Because their key ingredient is that all of the film’s characters are unflappably ignorant of being part of a comedy, the ZAZ formula has unfortunately provided the template for a lot of unnecessary revisionism. So even though this blockbuster is one of the most relentlessly inventive of American comedies, it’s impugned the ability for a lot of taut, professional, but now outmoded dramatic filmmaking to take any serious response from some modern audiences, a trend for which the equally ingenious MST3K would pound the final nail in the coffin. For the benefit of a truly limitless comedy where no reference point would ever be too beyond the pale and the only faux pas is taking any film at face value, the ZAZ team and Joel and his bots have unwittingly sculpted an army of cultural demolition monkeys, ready to pounce on and mock practically any half-assed but harmless film that has the bad fortune to have been produced before Marlon Brando’s second Academy Award.
Paramount’s newly remastered 4K transfer of Airplane! ensures that the film looks better than it ever has on home video. The image is consistently sharp and details are visible deep into the frame, guaranteeing that you won’t miss the smallest of visual gags. The color balancing is strong and naturalistic, while skin tones are consistently even. Nonetheless, you may rue the lack of film grain, as the image exudes a slightly over-digitized look throughout. On the audio side, the mix is sturdy and nicely balanced, meaning that you won’t miss a second of the film’s rapid-fire, sometimes overlapping dialogue.
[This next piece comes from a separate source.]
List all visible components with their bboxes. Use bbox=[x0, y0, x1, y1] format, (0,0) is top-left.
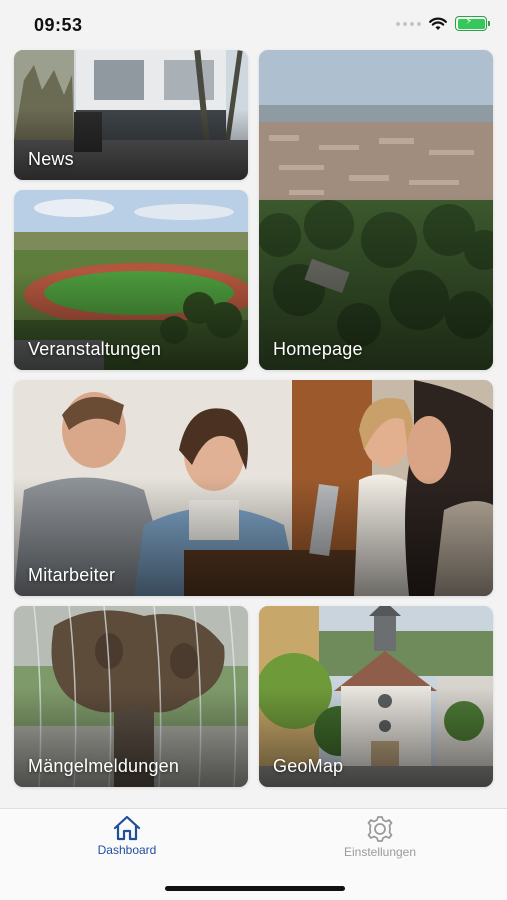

For this “Paramount Presents” Blu-ray edition, the studio trots out the same old commentary track with filmmakers Jim Abrahams and David and Jerry Zucker that’s been on every home-video edition of the film for the past two decades. It’s a relatively breezy, entertaining listen, with the trio offering plenty of jokes in between stories about, for example, battling studio heads over wanting to cast only dramatic actors in the major roles and the varying degrees to which those actors truly got the humor that the filmmakers were going for. The track does, though, run out of steam about an hour in, at which point all three men struggle to fill the dead air. The two remaining extras are brand new, but the first—an eight-minute featurette titled “Filmmaker Focus”—amounts to little more than a studio-produced puff piece. The second new feature is a 35-minute Q&A with ZAZ following a 40th anniversary screening of the film at L.A.’s Egyptian Theatre, and though the directors don’t tread much ground that isn’t already covered in the commentary, they offer a few new, amusing anecdotes and have a very playful rapport with their audience.
The extra features aren’t much of a step up from prior DVD and Blu-ray editions, but the transfer at least marks a discernible upgrade.